Given some unknown input, how do you tell which variables are being substituted into a (s)printf statement?
printf("%s %s", "a", "b"); // both used
printf("%s", "a", "b"); // only the first one used
printf('%1$s %1$s', "a", "b"); // " "
printf('%s %1$s', "a", "b"); // " "
printf('%1$s %s %1$s', "a", "b"); // " "
printf('%2$s', "a", "b"); // only the second one used.
Checking the resultant string for the presence of the first or second variables won't help, because they could have the same value.
In my own situation, there is only ever 2 variables that could be substituted, and I need to know whether the second one is used or not.
Here is a bit hackish function to do it:
function printf_and_return_min_args_required(/* var args */) {
$old_track = ini_set('track_errors', '1');
$args = func_get_args();
$args2 = array();
$required = 100;
foreach ($args as $arg) {
$args2[] = $arg;
if (@call_user_func_array("printf", $args2)) {
$required = count($args2) - 1;
break;
}
}
ini_set('track_errors', $old_track);
return $required;
}
For sprintf() you might have to return array($result, $required) instead if you don't want the $result printed by the function.
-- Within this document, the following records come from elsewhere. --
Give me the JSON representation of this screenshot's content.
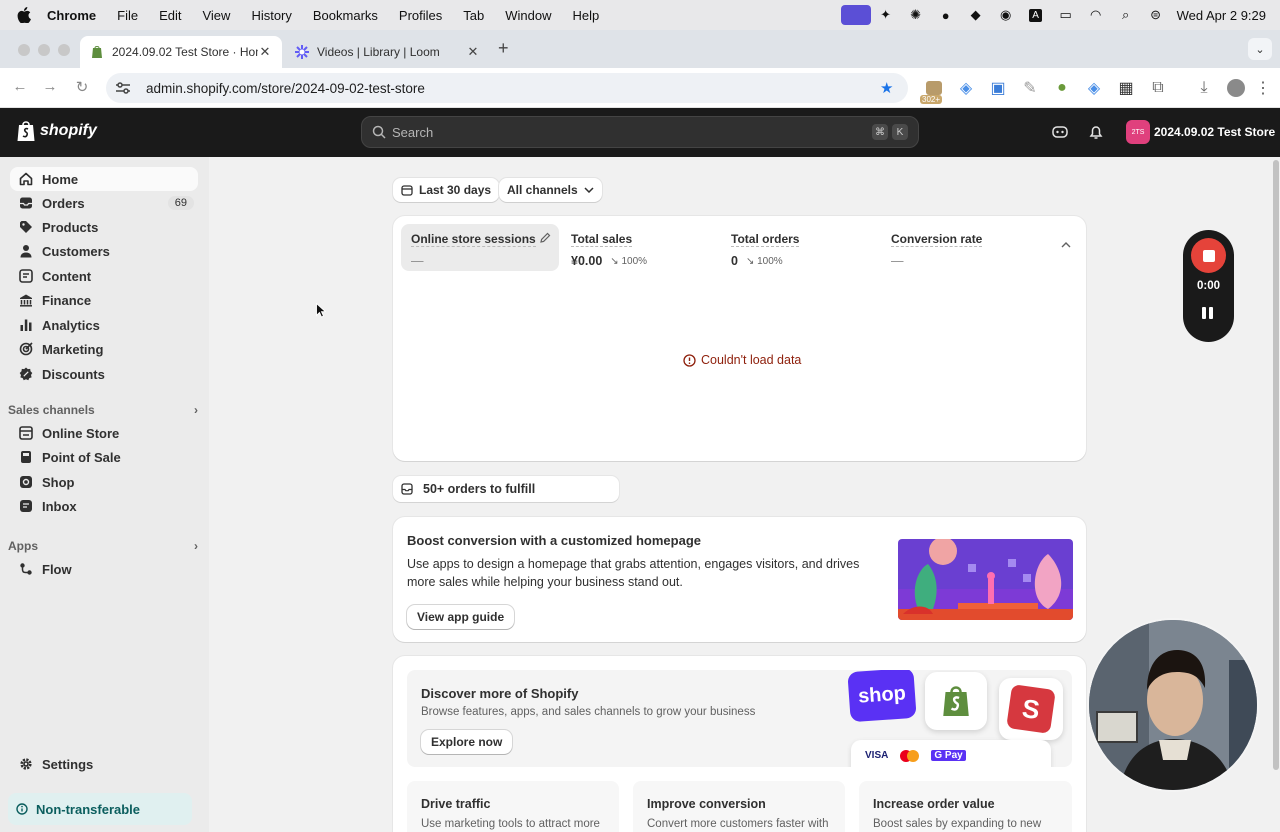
{
  "menubar": {
    "app": "Chrome",
    "items": [
      "File",
      "Edit",
      "View",
      "History",
      "Bookmarks",
      "Profiles",
      "Tab",
      "Window",
      "Help"
    ],
    "clock": "Wed Apr 2  9:29"
  },
  "tabs": [
    {
      "title": "2024.09.02 Test Store · Home"
    },
    {
      "title": "Videos | Library | Loom"
    }
  ],
  "address": {
    "url": "admin.shopify.com/store/2024-09-02-test-store",
    "ext_badge": "302+"
  },
  "topnav": {
    "brand": "shopify",
    "search_placeholder": "Search",
    "kbd1": "⌘",
    "kbd2": "K",
    "store_initials": "2TS",
    "store_name": "2024.09.02 Test Store"
  },
  "sidebar": {
    "items": [
      {
        "label": "Home"
      },
      {
        "label": "Orders",
        "count": "69"
      },
      {
        "label": "Products"
      },
      {
        "label": "Customers"
      },
      {
        "label": "Content"
      },
      {
        "label": "Finance"
      },
      {
        "label": "Analytics"
      },
      {
        "label": "Marketing"
      },
      {
        "label": "Discounts"
      }
    ],
    "sales_channels_title": "Sales channels",
    "sales_channels": [
      {
        "label": "Online Store"
      },
      {
        "label": "Point of Sale"
      },
      {
        "label": "Shop"
      },
      {
        "label": "Inbox"
      }
    ],
    "apps_title": "Apps",
    "apps": [
      {
        "label": "Flow"
      }
    ],
    "settings": "Settings",
    "non_transferable": "Non-transferable"
  },
  "filters": {
    "date_range": "Last 30 days",
    "channels": "All channels"
  },
  "metrics": [
    {
      "title": "Online store sessions",
      "value": "—",
      "change": ""
    },
    {
      "title": "Total sales",
      "value": "¥0.00",
      "change": "100%"
    },
    {
      "title": "Total orders",
      "value": "0",
      "change": "100%"
    },
    {
      "title": "Conversion rate",
      "value": "—",
      "change": ""
    }
  ],
  "error_text": "Couldn't load data",
  "fulfill": "50+ orders to fulfill",
  "boost": {
    "title": "Boost conversion with a customized homepage",
    "body": "Use apps to design a homepage that grabs attention, engages visitors, and drives more sales while helping your business stand out.",
    "button": "View app guide"
  },
  "discover": {
    "title": "Discover more of Shopify",
    "body": "Browse features, apps, and sales channels to grow your business",
    "button": "Explore now",
    "shop_logo": "shop",
    "card_brands": [
      "VISA",
      "G Pay"
    ]
  },
  "tiles": [
    {
      "title": "Drive traffic",
      "body": "Use marketing tools to attract more"
    },
    {
      "title": "Improve conversion",
      "body": "Convert more customers faster with"
    },
    {
      "title": "Increase order value",
      "body": "Boost sales by expanding to new"
    }
  ],
  "recorder": {
    "time": "0:00"
  },
  "colors": {
    "brand_dark": "#1a1a1a",
    "error": "#8e1f0b",
    "record": "#e5433a",
    "store_avatar": "#e0407d"
  }
}
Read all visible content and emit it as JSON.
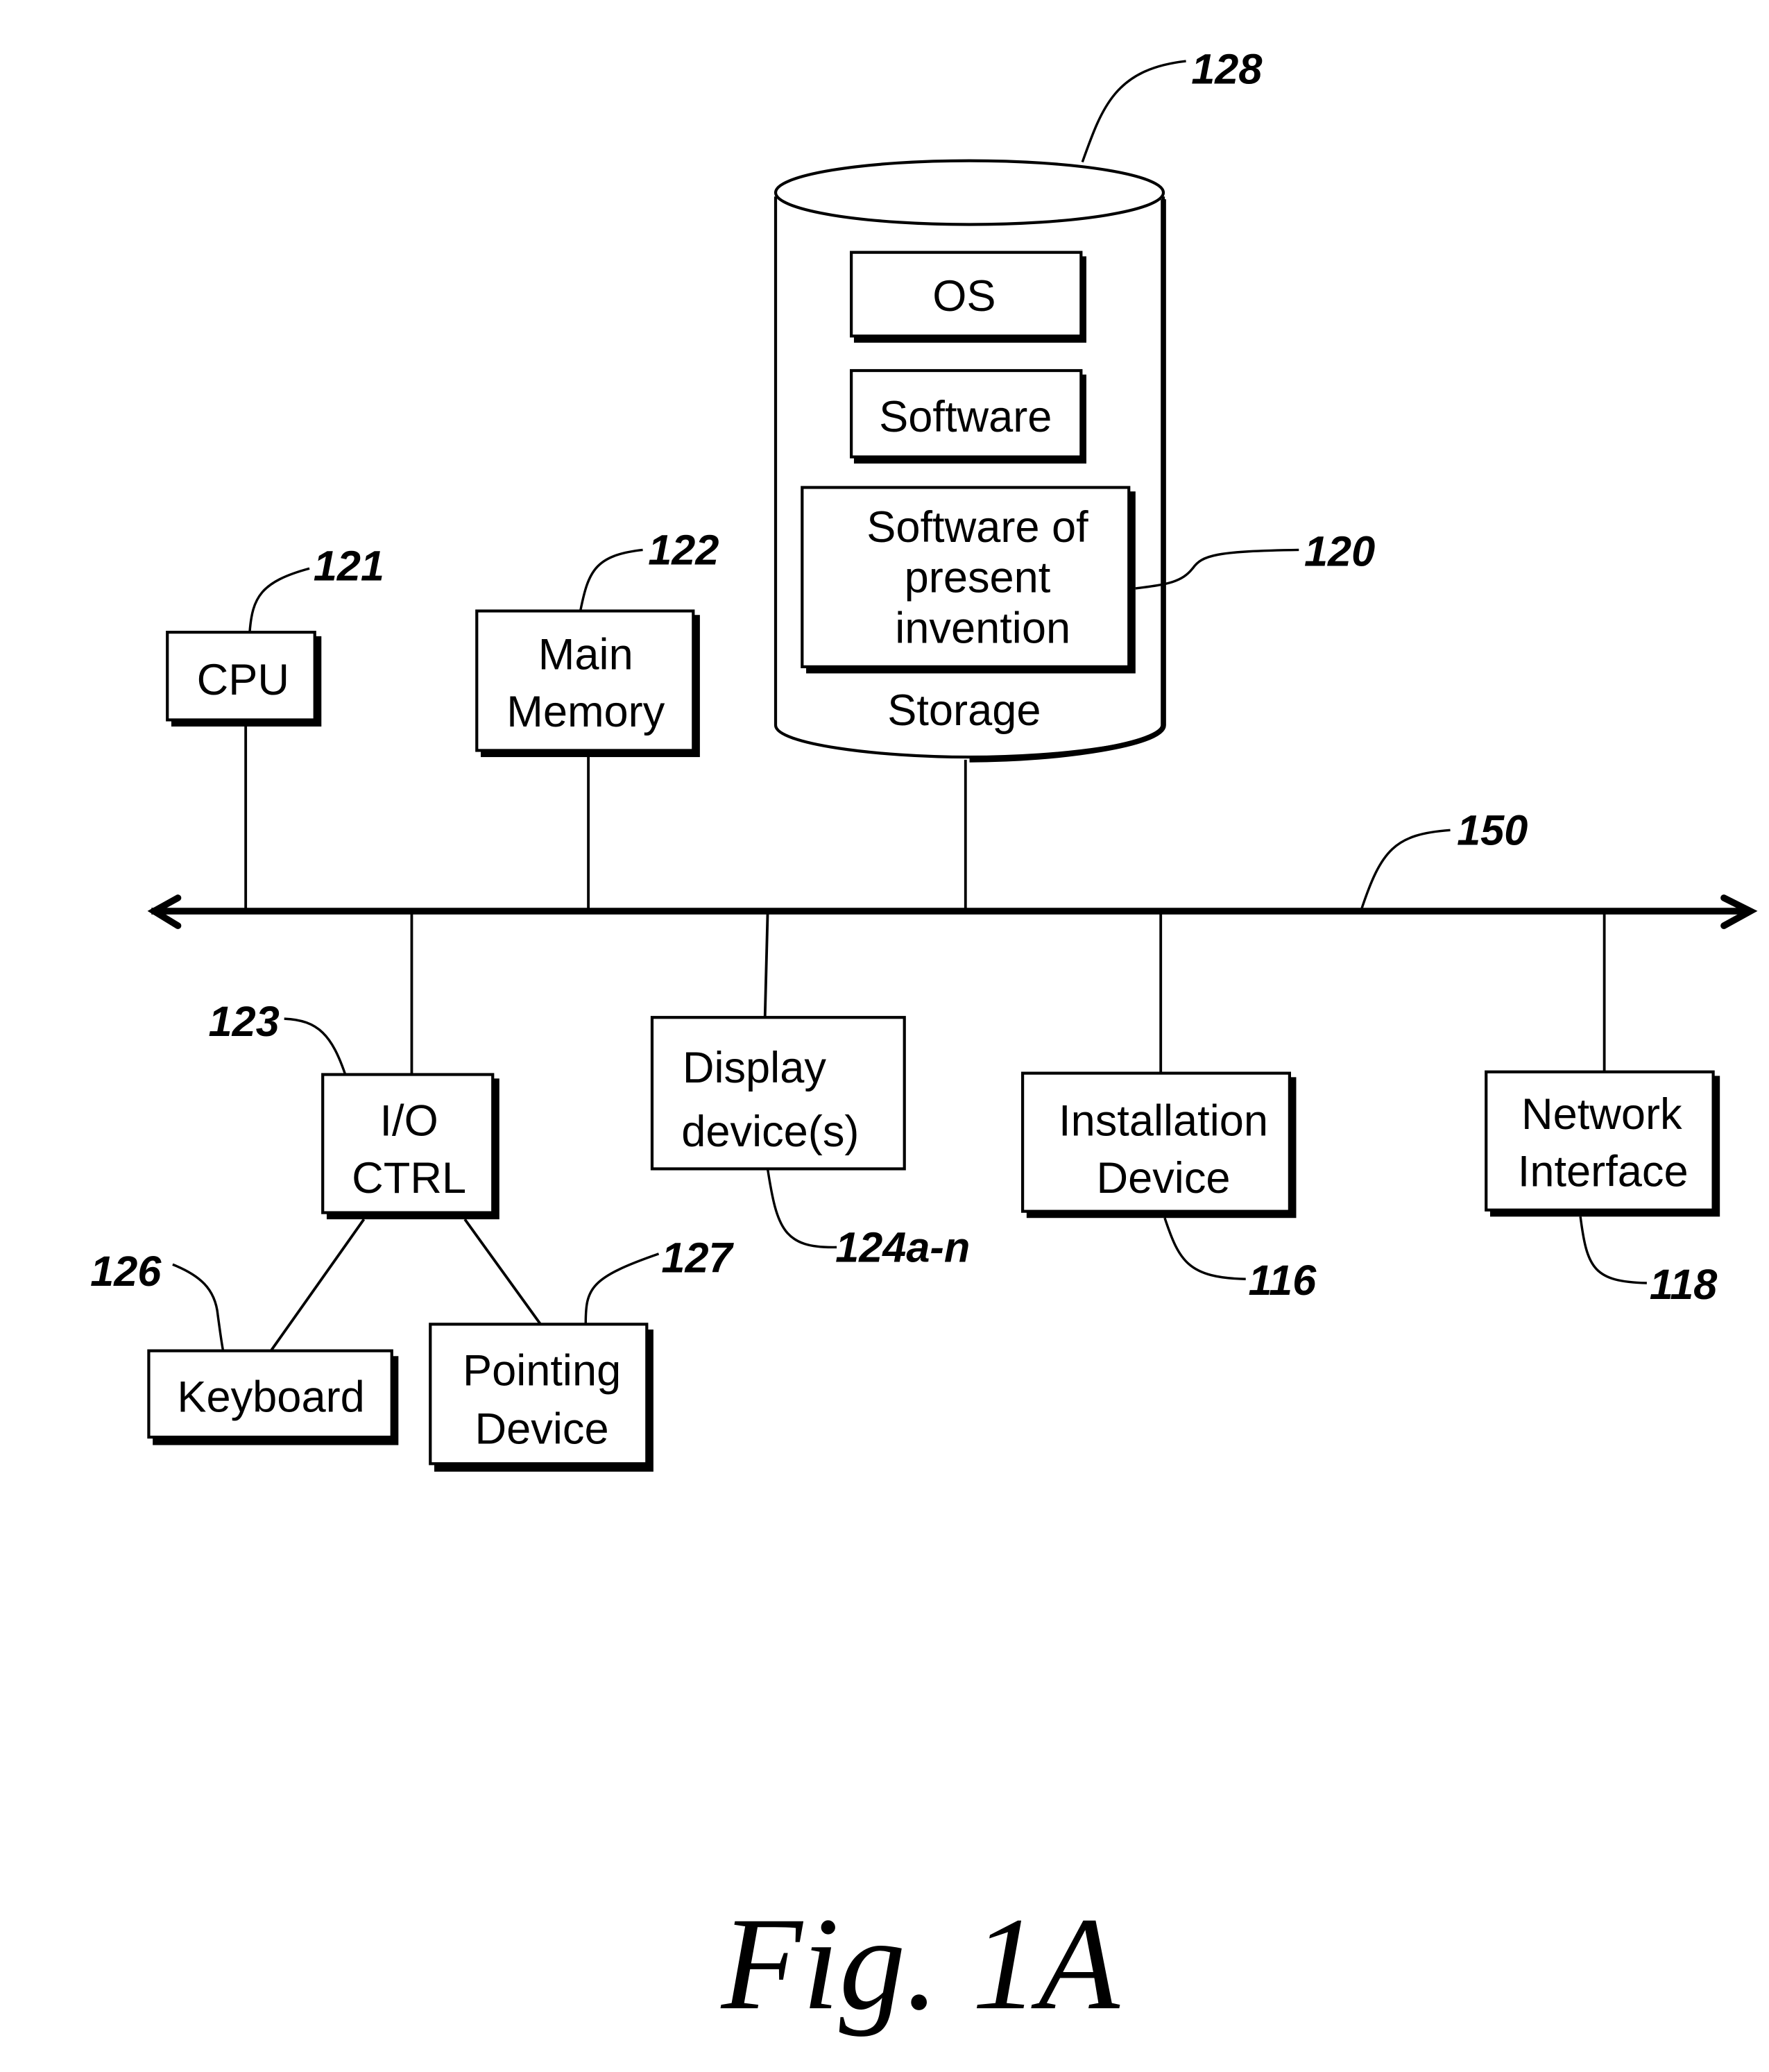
{
  "figure": {
    "caption": "Fig. 1A",
    "bus": {
      "ref": "150"
    },
    "storage": {
      "ref": "128",
      "label": "Storage",
      "contents": {
        "os": {
          "label": "OS"
        },
        "software": {
          "label": "Software"
        },
        "invention": {
          "ref": "120",
          "lines": [
            "Software of",
            "present",
            "invention"
          ]
        }
      }
    },
    "cpu": {
      "ref": "121",
      "lines": [
        "CPU"
      ]
    },
    "main_memory": {
      "ref": "122",
      "lines": [
        "Main",
        "Memory"
      ]
    },
    "io_ctrl": {
      "ref": "123",
      "lines": [
        "I/O",
        "CTRL"
      ]
    },
    "display": {
      "ref": "124a-n",
      "lines": [
        "Display",
        "device(s)"
      ]
    },
    "installation": {
      "ref": "116",
      "lines": [
        "Installation",
        "Device"
      ]
    },
    "network": {
      "ref": "118",
      "lines": [
        "Network",
        "Interface"
      ]
    },
    "keyboard": {
      "ref": "126",
      "lines": [
        "Keyboard"
      ]
    },
    "pointing": {
      "ref": "127",
      "lines": [
        "Pointing",
        "Device"
      ]
    }
  }
}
Parse the format string yourself and see how many args it expects.
EDIT: A psuedocode example (no error checking):
bool arg1used = false;
bool arg2used = false;
int unspecifiedscount = 0;
for (int i = 0; i < s.length; i++) {
if s[i] != '%' continue;
switch s[i+1] {
case '%':
i++;
break;
case 's':
if unspecifiedscount == 0 arg1used = true;
if unspecifiedscount == 1 arg2used = true;
break;
case '1':
if s[i+2] == '$' && s[i+3] == 's' {
arg1used = true;
i+=3;
true;
}
break;
case '2':
if s[i+2] == '$' && s[i+3] == 's' {
arg2used = true;
i+=3;
true;
}
break;
}
}
I've come up with a kludgey way which works in this situation, but would be interested to hear better solutions which are more generic.
if (($result = @sprintf($input, "a")) === false) {
// need two arguments
$result = sprintf($input, "a", "b");
} else {
// only needed one argument
}
Basically, it just tries it with one argument, and if that didn't work, then you know it needs two.